The ongoing development of the Kenya Artificial Intelligence and Emerging Technologies Policy is being designed to integrate artificial intelligence into key sectors, driving efficiency, transparency, and innovation. Yet, as recent stakeholder discussions with the National and Government revealed, the real test lies in governance, regulation, and execution.
Artificial Intelligence (AI) refers to computer systems that can analyse information, learn from data, and assist humans in tasks such as decision‑making, pattern recognition, automation, and prediction. Emerging Technologies encompass rapidly evolving digital tools—automation, robotics, connected devices, advanced data systems, and digital platforms, that are reshaping industries and public services.
This policy is being developed through a participatory process, bringing together government ministries, regulators, academia, private sector leaders, and county representatives. For businesses and the private sector, this means the framework is not being imposed top‑down, it is being shaped with input from those who will use and be affected by it.
Governance: The Missing Link
The private sector often complain about fragmented regulation. One participant captured the mood: “We don’t need more institutions duplicating mandates. What we need is one body that coordinates AI and emerging technology efforts nationally and internationally.”
Proposals ranged from a National Data Governance Council to an independent AI agency tasked with safety assessments before products reach the market. Others pushed for a consolidated licensing framework to cut through bureaucracy. For business leaders, this means fewer hoops to jump through and clearer pathways to compliance.
Regulation Without Stifling Innovation
The debate around regulation warned against heavy-handed rules that could choke innovation. “Regulate where human lives are directly affected,” one expert advised, “but don’t over regulate technologies that are still evolving.”
The consensus leaned toward evidence-based guardrails rules grounded in real risks, not hypothetical fears. For startups, this opens space to experiment while ensuring safety and ethics remain central.
National vs. International Coordination
Kenya’s policy must balance local realities with global frameworks. Suggestions included:
- A national coordinating body to represent Kenya at the global space.
- Sector-specific guidelines for industries like health, justice, and transport.
- Collaboration with counties through model county AI policies.
As one policymaker explained, “Every ministry wants to be part of this. The challenge is whether we centralize or allow sectoral autonomy. Either way, coordination is key.”

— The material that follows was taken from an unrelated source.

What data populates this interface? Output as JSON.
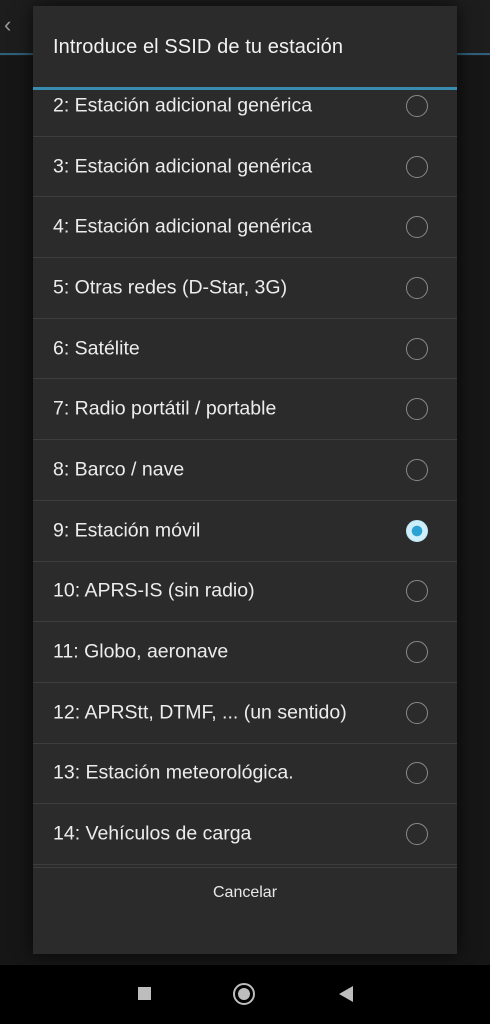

For businesses, this means opportunities to build localised solutions while staying globally competitive.Turning Policy Into Action
Policies without financing remain paper promises. Stakeholders urged the government to embed budget commitmentsdirectly into policy frameworks. One participant noted: “When we draft policies, we must include a financing clause. Otherwise, implementation stalls.”
Ideas included public-private partnerships for infrastructure, tax breaks for AI hardware, and even special economic zones for GPUs. For startups, this could ease the burden of high compute costs and open doors to shared infrastructure.
Data and Infrastructure: The Backbone of AI
Kenya’s data ecosystem remains fragmented. Registries are still paper-based, and organizations hesitate to share data due to privacy concerns. Jessica Wangai, who led the data discussions, observed: “The biggest challenge is fragmentation. Everyone holds onto their data, citing the Data Protection Act. We need clarity and incentives for sharing.”
Recommendations included digitising registries, creating AI-ready datasets, and investing in local compute infrastructure. As one participant put it bluntly: “We consume more AI than we produce. Sovereignty means building capacity to create our own.”
Environmental Responsibility
AI adoption will inevitably increase electronic waste. Policy experts warned that recycling systems are overregulated, making it hard for formal recyclers to compete with informal collectors. A practical solution emerged: repurpose aging GPUs for research institutions instead of discarding them.
Another participant stressed: “We must protect sensitive ecosystems when building compute facilities. Innovation should not come at the expense of sustainability.”
Kenya’s AI policy is still evolving, but the direction through the discussion is clear: innovation first, regulation second. Businesses should prepare for:
- A more coordinated governance structure.
- Guardrails based on evidence, not speculation.
- Opportunities in localized AI solutions, infrastructure, and sustainability.
The closing sentiment from the discussions summed it up: “Good governance, funding, and inclusivity will determine whether Kenya leads or lags in the AI revolution.”